The Storm at the Lighthouse by Wilkie Collins, with an Introduction, Textual Notes, and Appendix
Robert C. Hanna
Wilkie Collins composed his first surviving original play, The Storm at the Lighthouse, between September 1854 and May 1855. The original text of the play is published here for the first time. Sometime prior to June 1856, Collins shortened the play and retitled it The Lighthouse. This version was translated into French by Émile Forgues and is the only previously published edition. Textual notes compare these two versions, the only ones preserved entirely in Collins’s hand. Collins’s play is noteworthy in Dickens studies, as well. Charles Dickens was the first to recognize the play’s dramatic possibilities, producing, directing, and acting in its premiere at Tavistock House in June 1855. An introduction includes a summary of The Storm at the Lighthouse, an examination of its themes of guilt and forgiveness in writings of both Collins and Dickens, influences of the 1827 play Trente Ans on both Collins and Dickens, a summary of major differences between Collins’s 1853 short story “Gabriel’s Marriage” and his reworking of that story into The Storm at the Lighthouse, and an examination of the four surviving manuscripts, including locales mentioned therein. An appendix contains the play’s performance history during Collins’s lifetime.
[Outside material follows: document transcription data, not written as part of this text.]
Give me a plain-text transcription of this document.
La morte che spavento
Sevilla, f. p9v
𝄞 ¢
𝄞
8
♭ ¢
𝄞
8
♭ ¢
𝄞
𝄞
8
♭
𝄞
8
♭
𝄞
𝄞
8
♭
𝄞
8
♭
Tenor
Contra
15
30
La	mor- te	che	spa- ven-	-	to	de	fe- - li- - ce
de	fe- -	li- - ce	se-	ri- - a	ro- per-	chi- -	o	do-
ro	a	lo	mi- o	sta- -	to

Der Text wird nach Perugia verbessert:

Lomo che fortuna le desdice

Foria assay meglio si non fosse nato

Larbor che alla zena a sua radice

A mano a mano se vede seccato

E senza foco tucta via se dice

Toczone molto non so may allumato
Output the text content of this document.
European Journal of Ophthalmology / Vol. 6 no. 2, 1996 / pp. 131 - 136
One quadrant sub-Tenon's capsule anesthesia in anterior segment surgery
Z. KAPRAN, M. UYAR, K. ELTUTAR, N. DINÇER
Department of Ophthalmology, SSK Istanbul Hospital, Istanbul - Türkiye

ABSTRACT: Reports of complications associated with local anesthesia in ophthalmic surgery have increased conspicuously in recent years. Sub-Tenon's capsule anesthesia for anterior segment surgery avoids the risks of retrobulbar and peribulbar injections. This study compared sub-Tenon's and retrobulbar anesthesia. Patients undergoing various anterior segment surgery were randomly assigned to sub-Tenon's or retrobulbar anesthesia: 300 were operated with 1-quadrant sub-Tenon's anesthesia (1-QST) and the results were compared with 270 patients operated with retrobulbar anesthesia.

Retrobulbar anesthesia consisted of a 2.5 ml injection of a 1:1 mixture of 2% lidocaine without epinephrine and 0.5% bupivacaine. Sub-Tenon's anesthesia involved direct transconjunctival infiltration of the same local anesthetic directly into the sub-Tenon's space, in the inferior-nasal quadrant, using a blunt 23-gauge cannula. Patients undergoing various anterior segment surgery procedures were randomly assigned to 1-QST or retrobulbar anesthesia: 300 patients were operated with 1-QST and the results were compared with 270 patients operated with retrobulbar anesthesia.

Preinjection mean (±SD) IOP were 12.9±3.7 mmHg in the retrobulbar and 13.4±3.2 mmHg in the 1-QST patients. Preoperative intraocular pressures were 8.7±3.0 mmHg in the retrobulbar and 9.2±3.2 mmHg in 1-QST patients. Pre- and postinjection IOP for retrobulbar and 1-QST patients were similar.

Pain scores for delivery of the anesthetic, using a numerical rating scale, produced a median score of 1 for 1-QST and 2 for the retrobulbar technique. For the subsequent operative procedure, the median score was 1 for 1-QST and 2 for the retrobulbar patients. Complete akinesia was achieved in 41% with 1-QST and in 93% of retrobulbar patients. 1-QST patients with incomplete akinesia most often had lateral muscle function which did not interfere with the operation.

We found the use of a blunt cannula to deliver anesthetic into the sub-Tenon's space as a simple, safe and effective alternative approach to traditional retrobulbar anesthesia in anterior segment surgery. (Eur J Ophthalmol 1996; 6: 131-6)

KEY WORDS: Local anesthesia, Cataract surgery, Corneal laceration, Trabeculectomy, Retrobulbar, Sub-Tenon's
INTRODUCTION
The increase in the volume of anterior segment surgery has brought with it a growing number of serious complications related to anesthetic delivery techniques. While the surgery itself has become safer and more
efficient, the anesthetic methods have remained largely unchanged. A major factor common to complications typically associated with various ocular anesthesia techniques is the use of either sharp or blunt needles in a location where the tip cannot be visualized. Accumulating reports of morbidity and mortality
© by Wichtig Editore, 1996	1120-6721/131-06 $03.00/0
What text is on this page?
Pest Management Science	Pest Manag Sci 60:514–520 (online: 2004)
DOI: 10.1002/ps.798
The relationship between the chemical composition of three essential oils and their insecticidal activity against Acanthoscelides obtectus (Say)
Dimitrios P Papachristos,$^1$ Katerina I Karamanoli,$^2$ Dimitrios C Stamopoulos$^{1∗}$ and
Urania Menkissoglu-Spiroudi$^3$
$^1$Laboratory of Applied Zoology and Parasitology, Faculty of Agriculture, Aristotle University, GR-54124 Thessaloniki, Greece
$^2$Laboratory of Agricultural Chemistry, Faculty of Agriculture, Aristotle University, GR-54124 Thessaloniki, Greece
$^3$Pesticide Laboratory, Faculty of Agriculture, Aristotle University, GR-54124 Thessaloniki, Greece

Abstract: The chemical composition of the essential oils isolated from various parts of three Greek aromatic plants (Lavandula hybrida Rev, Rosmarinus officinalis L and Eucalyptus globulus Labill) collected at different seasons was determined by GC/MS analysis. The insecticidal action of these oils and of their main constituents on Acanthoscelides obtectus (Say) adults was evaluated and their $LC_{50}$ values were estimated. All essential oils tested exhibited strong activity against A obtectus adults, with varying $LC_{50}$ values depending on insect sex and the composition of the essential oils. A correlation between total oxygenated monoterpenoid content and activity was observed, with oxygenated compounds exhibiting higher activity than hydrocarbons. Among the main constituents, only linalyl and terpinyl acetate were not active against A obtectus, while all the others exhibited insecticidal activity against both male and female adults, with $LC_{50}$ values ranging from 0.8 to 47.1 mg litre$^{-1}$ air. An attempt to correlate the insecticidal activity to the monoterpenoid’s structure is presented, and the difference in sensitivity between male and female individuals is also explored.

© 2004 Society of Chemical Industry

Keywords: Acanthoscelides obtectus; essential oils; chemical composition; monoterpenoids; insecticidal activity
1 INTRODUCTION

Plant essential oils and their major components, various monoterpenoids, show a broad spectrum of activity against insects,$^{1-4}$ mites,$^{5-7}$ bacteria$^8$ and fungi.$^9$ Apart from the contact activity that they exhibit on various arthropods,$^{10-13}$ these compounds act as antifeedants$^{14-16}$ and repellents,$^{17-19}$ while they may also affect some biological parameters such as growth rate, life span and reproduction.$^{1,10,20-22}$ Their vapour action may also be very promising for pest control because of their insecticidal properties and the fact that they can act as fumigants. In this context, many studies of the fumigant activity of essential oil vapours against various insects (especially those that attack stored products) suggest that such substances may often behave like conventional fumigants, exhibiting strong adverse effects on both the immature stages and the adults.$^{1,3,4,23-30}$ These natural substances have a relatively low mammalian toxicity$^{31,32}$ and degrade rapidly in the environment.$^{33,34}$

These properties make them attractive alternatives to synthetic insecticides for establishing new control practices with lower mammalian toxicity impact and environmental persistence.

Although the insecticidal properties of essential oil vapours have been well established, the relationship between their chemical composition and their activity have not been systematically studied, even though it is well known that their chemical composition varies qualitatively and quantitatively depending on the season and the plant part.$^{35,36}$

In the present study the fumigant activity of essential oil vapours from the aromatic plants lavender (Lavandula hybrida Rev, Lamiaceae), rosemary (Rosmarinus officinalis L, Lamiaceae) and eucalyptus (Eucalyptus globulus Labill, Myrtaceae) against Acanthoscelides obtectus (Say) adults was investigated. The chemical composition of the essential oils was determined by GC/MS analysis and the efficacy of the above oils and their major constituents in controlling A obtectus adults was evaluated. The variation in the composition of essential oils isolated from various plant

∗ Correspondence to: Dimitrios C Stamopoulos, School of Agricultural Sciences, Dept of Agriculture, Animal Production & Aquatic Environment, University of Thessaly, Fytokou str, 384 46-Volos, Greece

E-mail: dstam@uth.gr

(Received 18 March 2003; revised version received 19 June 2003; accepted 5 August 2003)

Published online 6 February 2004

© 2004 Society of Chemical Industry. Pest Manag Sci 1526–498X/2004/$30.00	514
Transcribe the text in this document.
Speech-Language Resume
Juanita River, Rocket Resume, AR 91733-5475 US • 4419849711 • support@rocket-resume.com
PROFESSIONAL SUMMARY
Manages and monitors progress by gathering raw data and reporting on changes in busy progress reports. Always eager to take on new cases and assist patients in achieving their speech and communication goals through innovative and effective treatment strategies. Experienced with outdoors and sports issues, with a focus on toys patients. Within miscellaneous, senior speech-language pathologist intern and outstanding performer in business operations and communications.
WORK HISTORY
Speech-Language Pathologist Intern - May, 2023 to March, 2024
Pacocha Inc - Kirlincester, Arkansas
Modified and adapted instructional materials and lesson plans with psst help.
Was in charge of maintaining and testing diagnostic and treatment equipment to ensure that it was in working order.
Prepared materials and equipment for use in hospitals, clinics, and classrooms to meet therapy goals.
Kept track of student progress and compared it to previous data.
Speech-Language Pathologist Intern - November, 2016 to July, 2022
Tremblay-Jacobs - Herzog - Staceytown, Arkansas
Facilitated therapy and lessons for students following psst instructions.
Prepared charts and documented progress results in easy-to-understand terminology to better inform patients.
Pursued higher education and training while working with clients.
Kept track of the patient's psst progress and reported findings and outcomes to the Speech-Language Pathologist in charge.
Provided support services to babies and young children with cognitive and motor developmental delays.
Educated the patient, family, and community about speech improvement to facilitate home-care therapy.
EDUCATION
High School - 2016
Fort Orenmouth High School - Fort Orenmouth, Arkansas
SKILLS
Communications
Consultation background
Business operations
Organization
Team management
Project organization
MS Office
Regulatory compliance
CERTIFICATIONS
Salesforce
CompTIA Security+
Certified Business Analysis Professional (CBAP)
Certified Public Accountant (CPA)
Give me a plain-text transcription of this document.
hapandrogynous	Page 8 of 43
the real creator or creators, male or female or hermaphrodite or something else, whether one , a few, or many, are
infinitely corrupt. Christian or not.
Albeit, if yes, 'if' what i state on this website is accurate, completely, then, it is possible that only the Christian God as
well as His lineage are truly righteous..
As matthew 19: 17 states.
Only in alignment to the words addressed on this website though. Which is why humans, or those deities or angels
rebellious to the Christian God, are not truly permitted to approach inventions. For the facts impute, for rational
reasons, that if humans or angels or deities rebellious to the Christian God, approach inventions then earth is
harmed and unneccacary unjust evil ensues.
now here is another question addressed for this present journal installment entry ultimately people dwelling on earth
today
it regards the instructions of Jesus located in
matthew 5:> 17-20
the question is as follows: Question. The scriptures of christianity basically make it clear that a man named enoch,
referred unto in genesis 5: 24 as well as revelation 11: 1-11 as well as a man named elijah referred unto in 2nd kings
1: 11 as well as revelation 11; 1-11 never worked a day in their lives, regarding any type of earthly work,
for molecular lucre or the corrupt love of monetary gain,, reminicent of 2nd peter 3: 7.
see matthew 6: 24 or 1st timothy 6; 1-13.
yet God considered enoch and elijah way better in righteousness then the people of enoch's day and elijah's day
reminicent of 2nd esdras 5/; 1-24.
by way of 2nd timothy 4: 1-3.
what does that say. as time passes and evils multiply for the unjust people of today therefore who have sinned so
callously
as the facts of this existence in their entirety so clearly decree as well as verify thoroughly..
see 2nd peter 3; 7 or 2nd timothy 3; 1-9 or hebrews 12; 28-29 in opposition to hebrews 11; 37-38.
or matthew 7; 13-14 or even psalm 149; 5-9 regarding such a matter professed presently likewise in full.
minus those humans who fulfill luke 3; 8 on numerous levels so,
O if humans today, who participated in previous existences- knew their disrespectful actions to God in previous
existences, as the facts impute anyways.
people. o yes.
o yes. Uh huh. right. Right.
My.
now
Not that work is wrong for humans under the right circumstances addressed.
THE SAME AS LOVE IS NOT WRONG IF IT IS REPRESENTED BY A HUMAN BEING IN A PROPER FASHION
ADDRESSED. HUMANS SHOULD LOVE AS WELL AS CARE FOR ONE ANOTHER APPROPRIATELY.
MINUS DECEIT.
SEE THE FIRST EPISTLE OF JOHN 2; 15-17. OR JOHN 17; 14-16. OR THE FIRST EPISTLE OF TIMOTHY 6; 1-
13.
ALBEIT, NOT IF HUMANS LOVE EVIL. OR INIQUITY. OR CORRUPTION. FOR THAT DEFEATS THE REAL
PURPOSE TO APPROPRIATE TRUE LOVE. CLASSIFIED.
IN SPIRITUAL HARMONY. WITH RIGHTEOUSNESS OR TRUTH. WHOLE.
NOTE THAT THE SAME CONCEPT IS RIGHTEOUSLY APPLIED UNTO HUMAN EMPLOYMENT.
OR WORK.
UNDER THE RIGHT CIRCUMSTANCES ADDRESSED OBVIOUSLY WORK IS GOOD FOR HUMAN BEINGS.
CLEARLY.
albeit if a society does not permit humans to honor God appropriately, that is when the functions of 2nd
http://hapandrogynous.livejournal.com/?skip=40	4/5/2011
Recent Dickens Studies: 2011
Elizabeth Bridgham
This essay surveys Dickens scholarship in the year 2011, summarizing and commenting on nearly 150 critical articles and books. While the body of work produced in this year has been wide-ranging and diverse in its interests, some scholarly trends emerge. Particularly vibrant fields of study are life writing about Dickens, no doubt in anticipation of his bicentennial year; Dickens adaptations, particularly in performance; and Dickens’s relationship to economics. These common interests reflect our contemporary preoccupations, and the extent to which Dickens’s life and works are relevant to these current concerns. The scholarship surveyed is organized into the following categories: Life Writing; General Studies; Influences on Dickens, Dickens’s Influence: Intertextualities; Performance and Adaptation; Places and Spaces: Geography, Internationalism, and the Urban Imagination; Material Culture and Publication; Reading, Writing, Textuality; Inner Lives: Psychology, Philosophy, Religion; Social Institutions and Issues: Capitalism, Law, Politics; Science and Technology; and Gender and Sexuality, Family and Children.